8 But God demonstrates His own love toward us, in that while we were yet sinners, Christ died for us. 9 Much more then, having now been justified by His blood, we shall be saved from the wrath of God through Him. 10 For if while we were enemies we were reconciled to God through the death of His Son, much more, having been reconciled, we shall be saved by His life.
Isaiah 64:6–7 (NASB95)
6 For all of us have become like one who is unclean, And all our righteous deeds are like a filthy garment; And all of us wither like a leaf, And our iniquities, like the wind, take us away. 7 There is no one who calls on Your name, Who arouses himself to take hold of You; For You have hidden Your face from us And have delivered us into the power of our iniquities.

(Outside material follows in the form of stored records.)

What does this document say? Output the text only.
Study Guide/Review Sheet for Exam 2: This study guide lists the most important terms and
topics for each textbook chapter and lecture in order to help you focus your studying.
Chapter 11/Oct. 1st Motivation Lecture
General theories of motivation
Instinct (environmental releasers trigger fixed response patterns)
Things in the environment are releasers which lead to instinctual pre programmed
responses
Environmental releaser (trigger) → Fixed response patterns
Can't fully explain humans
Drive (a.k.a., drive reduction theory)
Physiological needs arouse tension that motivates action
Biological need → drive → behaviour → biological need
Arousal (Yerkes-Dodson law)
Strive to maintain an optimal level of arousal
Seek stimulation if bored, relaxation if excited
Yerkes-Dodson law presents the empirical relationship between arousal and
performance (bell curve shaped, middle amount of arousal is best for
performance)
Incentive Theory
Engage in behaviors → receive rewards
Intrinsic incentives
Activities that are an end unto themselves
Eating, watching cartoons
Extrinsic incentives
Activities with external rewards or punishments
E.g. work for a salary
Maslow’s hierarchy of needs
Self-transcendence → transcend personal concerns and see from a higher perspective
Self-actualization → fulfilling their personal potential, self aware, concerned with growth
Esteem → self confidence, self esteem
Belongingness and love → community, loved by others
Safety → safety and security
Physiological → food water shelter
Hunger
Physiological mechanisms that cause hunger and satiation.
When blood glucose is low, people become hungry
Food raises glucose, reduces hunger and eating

I like to think of myself as a pretty good guy, and I think I can make a case for that by objective evidence. I make an honest living, pay my taxes, and am faithful to my wife. I go to church on Sundays, am in the bible regularly and even serve the church as a pastor. I help my community as a little league coach, reach out to the poor when I take students on mission trips, and serve those around me as much as I have opportunity.
What’s more is that I believe I can make a case that I am better than many other people. I just read an article about a man who opened fire and killed 10 students at a community college in Oregon. I’m better than that guy. I’ve never killed anyone nor have I ever seriously considered it. The members of ISIS (ISIL) have slaughtered thousands out of jealousy and hatred. I’m so much better than those guys. Adolf Hitler was responsible for creating a regime that was guilty of the systematic extermination of millions. That guy seemed to come straight out of the fires of hell. Is there any question that I’m better than that guy?
Paul and Isaiah are not trying to say our good deeds separate us from God. They are trying to shake us to our senses and wake us up to the reality that we do not produce any good deeds. Any “good” we think we produce is actually disgusting to God. As I was disgusted by the acts of the Oregon gunman, as I have been brought to tears seeing pictures of Hitler’s death camps and watching their stories through movies like Schindler’s List, as I have turned my head away and closed my eyes anytime an ISIS beheading video flashes across my screen, God has been equally disgusted by every Nate-produced smile to a little leaguer, turned His head away from every self-sufficient act of love towards my wife, and been brought to tears over every autonomous counseling, teaching, or pastoral care moment I have ever had. Every act, “good” or “bad”, produced independently of God is a tainted product of my human weakness, or what the Bible would call “the flesh”.
But doesn’t God like who we are and what we do a little? The simple answer is no. The human condition is that of a sinner and thus an enemy of God. Everything we say and do is disgusting to Him. If we don’t start from there, then the amazing truths of Romans 5 will escape us, or we will underestimate the depth of His grace. On our own, we are completely putrefied, rotted-from-the-inside-out sinners. Our every independent act slaps the God of the universe in the face. Our best efforts to be good drive the next nail into the hand of His precious boy, push the next thorn into His head, and tear the next bit of flesh from His back.
That is who we are on our own. Now, here is the foolishness: when we were disgusting and defiant, He gave everything to love us. He gave the sentence of death that our loathsome behavior deserved to the most innocent being to ever walk the earth. God’s righteous, searing anger and judgement was diverted from me and was poured onto the Christ. Anyone who would do that to their Son in our day would be called cruel, sadistic, and abusive. Anyone who would willing accept that punishment would be called insane or a masochist. Instead, our Heavenly Father and His Son call that love, and so should we. Our definitions of love tend to be shallow or flat out wrong which can cause us to underestimate the incomprehensible lengths to which He went in order to demonstrate His perfect love.
May we put aside all miscalculation of our own deeds, recognize our undeniable depravity, and fall into the unimaginable grace of our Creator and Lord.